Clashes Hit Ukraine amid Language Law Crisis
Ukraine police on Wednesday used tear gas and several people were injured at a chaotic protest against a new language law as the president summoned the leaders of parliament to limit a growing crisis.
The opposition has reacted furiously to the rushed passing by the Ukrainian parliament the Verkhovna Rada late on Tuesday of the law elevating the status of Russian, which was not on the parliament's agenda for that day.
Around 1,000 people, including boxing star and opposition figure Vitali Klitschko, staged an angry protest in the centre of Kiev and were rapidly involved in clashes with a large force of anti-riot police, an Agence France Presse correspondent said.
Several people were left covered in blood and broken glass littered the street.
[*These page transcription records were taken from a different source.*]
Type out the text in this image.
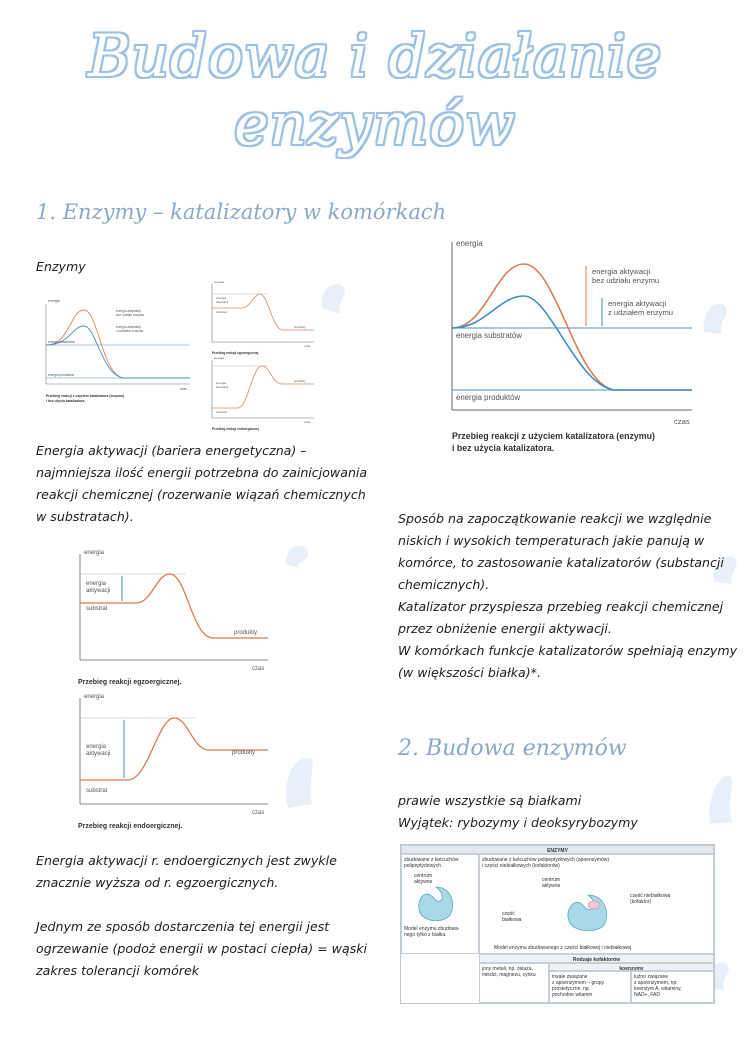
Budowa i działanie enzymów
1. Enzymy – katalizatory w komórkach

Enzymy

energia
energia aktywacji
bez udziału enzymu
energia aktywacji
z udziałem enzymu
energia substratów
energia produktów
czas
Przebieg reakcji z użyciem katalizatora (enzymu)
i bez użycia katalizatora.
energia
energia
aktywacji
substrat
produkty
czas
Przebieg reakcji egzoergicznej.
energia
energia
aktywacji
substrat
produkty
czas
Przebieg reakcji endoergicznej.
energia
energia aktywacji
bez udziału enzymu
energia aktywacji
z udziałem enzymu
energia substratów
energia produktów
czas
Przebieg reakcji z użyciem katalizatora (enzymu)
i bez użycia katalizatora.

Energia aktywacji (bariera energetyczna) –

najmniejsza ilość energii potrzebna do zainicjowania

reakcji chemicznej (rozerwanie wiązań chemicznych

w substratach).	Sposób na zapoczątkowanie reakcji we względnie

niskich i wysokich temperaturach jakie panują w

komórce, to zastosowanie katalizatorów (substancji

chemicznych).

Katalizator przyspiesza przebieg reakcji chemicznej

przez obniżenie energii aktywacji.

W komórkach funkcje katalizatorów spełniają enzymy

(w większości białka)*.

energia
energia
aktywacji
substrat
produkty
czas
Przebieg reakcji egzoergicznej.
energia
energia
aktywacji
substrat
produkty
czas
Przebieg reakcji endoergicznej.
2. Budowa enzymów

prawie wszystkie są białkami

Wyjątek: rybozymy i deoksyrybozymy

Energia aktywacji r. endoergicznych jest zwykle

znacznie wyższa od r. egzoergicznych.

Jednym ze sposób dostarczenia tej energii jest

ogrzewanie (podoż energii w postaci ciepła) = wąski

zakres tolerancji komórek

ENZYMY
zbudowane z łańcuchów
polipeptydowych
centrum
aktywne
Model enzymu zbudowa-
nego tylko z białka.
zbudowane z łańcuchów polipeptydowych (apoenzymów)
i części niebiałkowych (kofaktorów)
centrum
aktywne
część
białkowa
część niebiałkowa
(kofaktor)
Model enzymu zbudowanego z części białkowej i niebiałkowej.
Rodzaje kofaktorów
jony metali, np. żelaza,
miedzi, magnezu, cynku
koenzymy
trwale związane
z apoenzymem – grupy
prostetyczne, np.
pochodne witamin
luźno związane
z apoenzymem, np.
koenzym A, witaminy,
NAD+, FAD
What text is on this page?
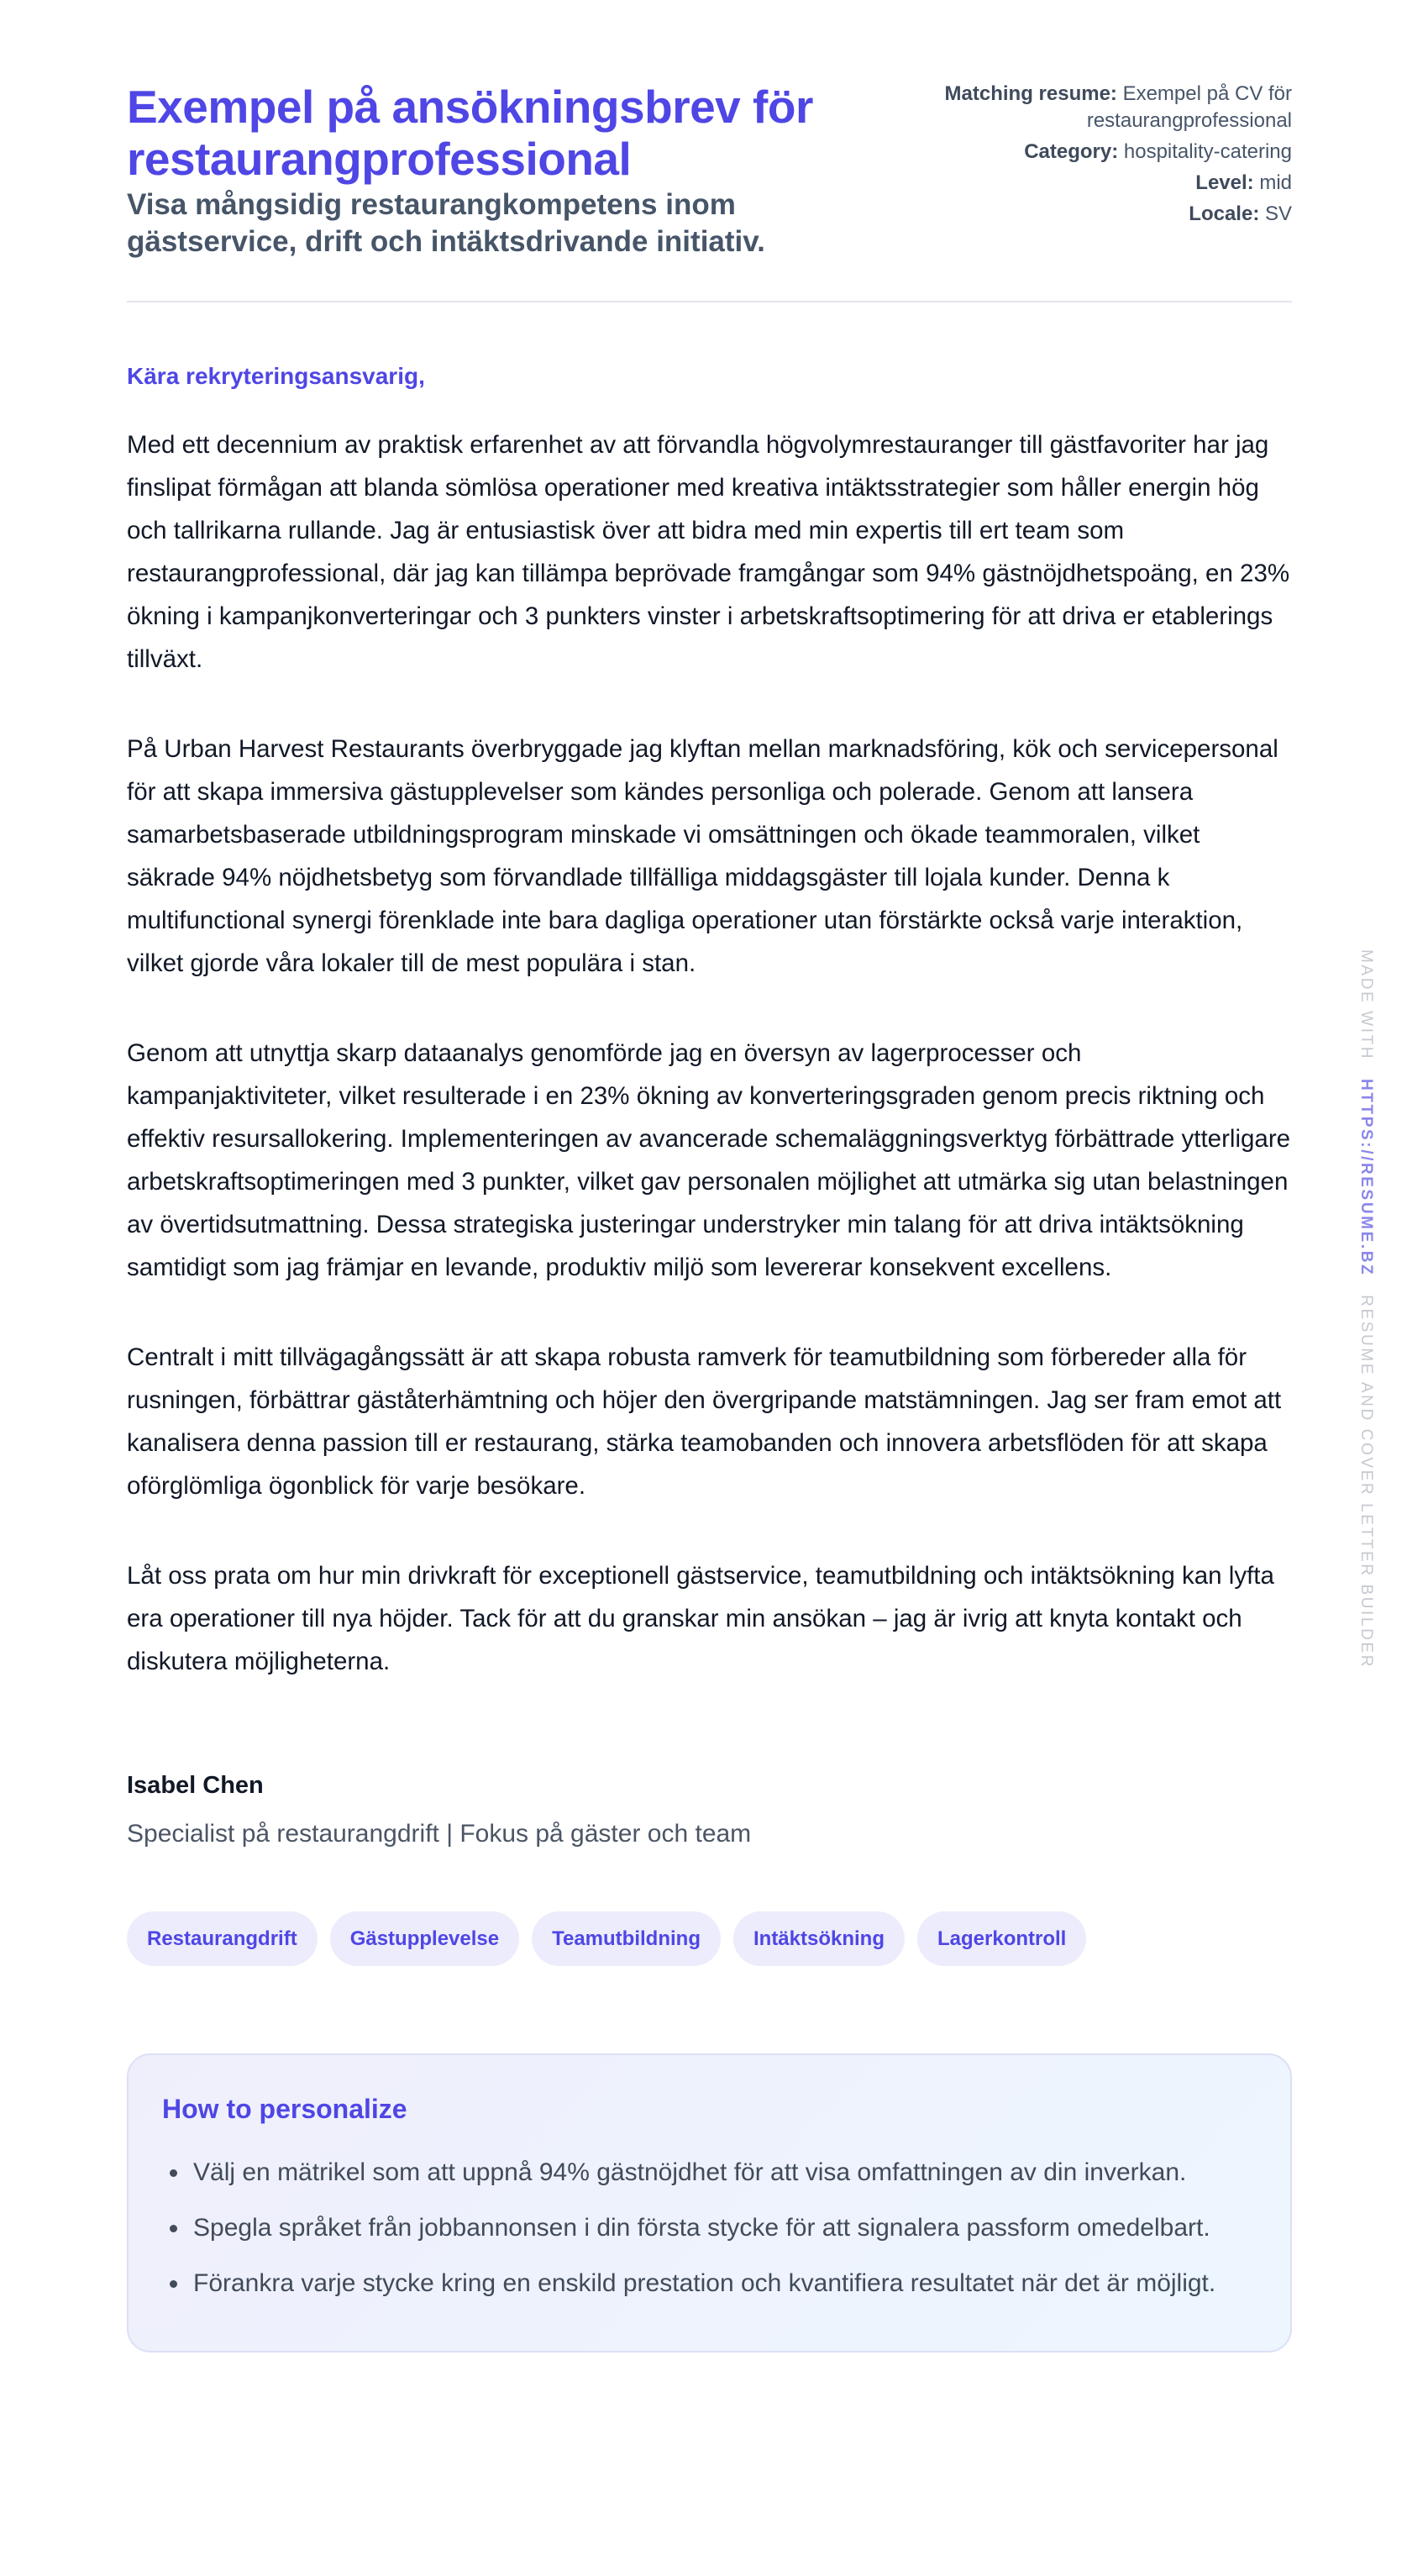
Exempel på ansökningsbrev för restaurangprofessional
Visa mångsidig restaurangkompetens inom gästservice, drift och intäktsdrivande initiativ.
Matching resume: Exempel på CV för restaurangprofessional
Category: hospitality-catering
Level: mid
Locale: SV
Kära rekryteringsansvarig,

Med ett decennium av praktisk erfarenhet av att förvandla högvolymrestauranger till gästfavoriter har jag finslipat förmågan att blanda sömlösa operationer med kreativa intäktsstrategier som håller energin hög och tallrikarna rullande. Jag är entusiastisk över att bidra med min expertis till ert team som restaurangprofessional, där jag kan tillämpa beprövade framgångar som 94% gästnöjdhetspoäng, en 23% ökning i kampanjkonverteringar och 3 punkters vinster i arbetskraftsoptimering för att driva er etablerings tillväxt.

På Urban Harvest Restaurants överbryggade jag klyftan mellan marknadsföring, kök och servicepersonal för att skapa immersiva gästupplevelser som kändes personliga och polerade. Genom att lansera samarbetsbaserade utbildningsprogram minskade vi omsättningen och ökade teammoralen, vilket säkrade 94% nöjdhetsbetyg som förvandlade tillfälliga middagsgäster till lojala kunder. Denna k multifunctional synergi förenklade inte bara dagliga operationer utan förstärkte också varje interaktion, vilket gjorde våra lokaler till de mest populära i stan.

Genom att utnyttja skarp dataanalys genomförde jag en översyn av lagerprocesser och kampanjaktiviteter, vilket resulterade i en 23% ökning av konverteringsgraden genom precis riktning och effektiv resursallokering. Implementeringen av avancerade schemaläggningsverktyg förbättrade ytterligare arbetskraftsoptimeringen med 3 punkter, vilket gav personalen möjlighet att utmärka sig utan belastningen av övertidsutmattning. Dessa strategiska justeringar understryker min talang för att driva intäktsökning samtidigt som jag främjar en levande, produktiv miljö som levererar konsekvent excellens.

Centralt i mitt tillvägagångssätt är att skapa robusta ramverk för teamutbildning som förbereder alla för rusningen, förbättrar gäståterhämtning och höjer den övergripande matstämningen. Jag ser fram emot att kanalisera denna passion till er restaurang, stärka teamobanden och innovera arbetsflöden för att skapa oförglömliga ögonblick för varje besökare.

Låt oss prata om hur min drivkraft för exceptionell gästservice, teamutbildning och intäktsökning kan lyfta era operationer till nya höjder. Tack för att du granskar min ansökan – jag är ivrig att knyta kontakt och diskutera möjligheterna.

Isabel Chen
Specialist på restaurangdrift | Fokus på gäster och team
Restaurangdrift	Gästupplevelse	Teamutbildning	Intäktsökning	Lagerkontroll
How to personalize
Välj en mätrikel som att uppnå 94% gästnöjdhet för att visa omfattningen av din inverkan.
Spegla språket från jobbannonsen i din första stycke för att signalera passform omedelbart.
Förankra varje stycke kring en enskild prestation och kvantifiera resultatet när det är möjligt.
MADE WITH HTTPS://RESUME.BZ RESUME AND COVER LETTER BUILDER
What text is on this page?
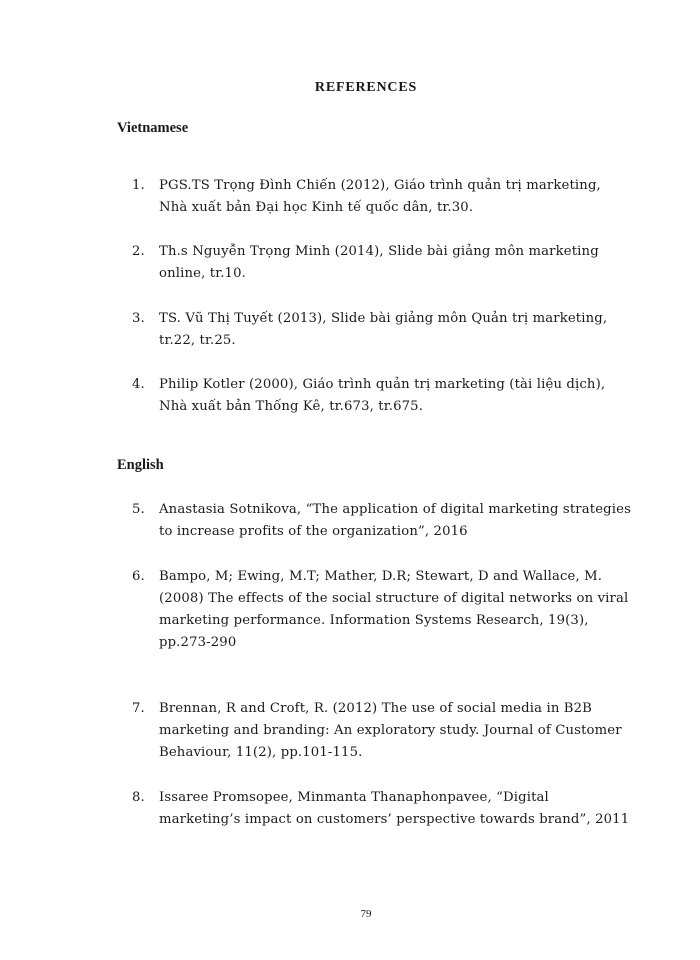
REFERENCES
Vietnamese
1.	PGS.TS Trọng Đình Chiến (2012), Giáo trình quản trị marketing, Nhà xuất bản Đại học Kinh tế quốc dân, tr.30.
2.	Th.s Nguyễn Trọng Minh (2014), Slide bài giảng môn marketing online, tr.10.
3.	TS. Vũ Thị Tuyết (2013), Slide bài giảng môn Quản trị marketing, tr.22, tr.25.
4.	Philip Kotler (2000), Giáo trình quản trị marketing (tài liệu dịch), Nhà xuất bản Thống Kê, tr.673, tr.675.
English
5.	Anastasia Sotnikova, “The application of digital marketing strategies to increase profits of the organization”, 2016
6.	Bampo, M; Ewing, M.T; Mather, D.R; Stewart, D and Wallace, M. (2008) The effects of the social structure of digital networks on viral marketing performance. Information Systems Research, 19(3), pp.273-290
7.	Brennan, R and Croft, R. (2012) The use of social media in B2B marketing and branding: An exploratory study. Journal of Customer Behaviour, 11(2), pp.101-115.
8.	Issaree Promsopee, Minmanta Thanaphonpavee, “Digital marketing’s impact on customers’ perspective towards brand”, 2011
79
Klitschko said a bottle was thrown during the brawl, injuring his hand.
The police used tear gas in an apparent bid to bring the situation under control.
Ukrainian President Viktor Yanukovych also summoned parliament's speakers and faction chiefs for an urgent meeting to defuse the growing standoff after Verkhovna Rada speaker Volodymyr Lytvyn offered to resign.
Lytvyn has expressed outrage that he was not warned by other parliament leaders that they planned to vote on the language law in a second and final reading. He was not even present in the chamber when the vote took place.
"The president has invited the leadership of the Verkhovna Rada to discuss the situation in parliament," Yanukovych's office said in a statement.
The meeting meant that the presidency also made the unprecedented move of postponing a major news conference by Yanukovych that was scheduled at the same time and expected to be attended by hundreds of journalists.
The protest took place outside the Kiev conference center where Yanukovych was scheduled to talk to the press. The demonstration broke up by midday but no new time for the press conference was announced.
Lytvyn -- who heads his own bloc but has often sided with Yanukovych -- meanwhile complained bitterly of his treatment by parliament.
"I was cheated, Ukraine was cheated, the people were cheated," he said of Tuesday's vote, quoted by the Interfax-Ukraine news agency.
Turning on one of his deputy speakers, Communist lawmaker Adam Martynyuk who presided over Tuesday's vote, he added: "This is my former comrade, with whom I shared bread and salt, and who gave me up. Completely."
His offer to resign still has to be approved by the deputies to come into force. Lytvyn's signature is needed to confirm that the bill has been passed.
The chaos appears to be a return to business as usual for Ukraine -- which has a well-earned reputation for political instability -- after its friendly and efficient hosting of the Euro-2012 football impressed foreign fans.
The language law was pushed through by the majority from Yanukovych's Regions Party but it is unclear if he supported the strong-arm tactics that were used to adopt it.
The bill -- which still needs to be signed by Yanukovych -- says Ukrainian is the official language but states that minority languages can be used by officials and bodies in regions where the population uses these languages.
This gives a boost to Russian, historically the language of eastern Ukraine and the Crimean peninsula, and the opposition fears that the law will undermine the use of the Ukrainian language.
"This is not a language issue, this is a splitting of the country," Klitschko, who heads Kiev-based political party Ukrainian Democratic Alliance for Reform told reporters at the protest.
The crowd chanted the traditionally nationalist slogans like "Glory to Ukraine, glory to heroes," and "Glory to the nation, death to the enemies," and held several signs including one that read "For the language, for Motherland."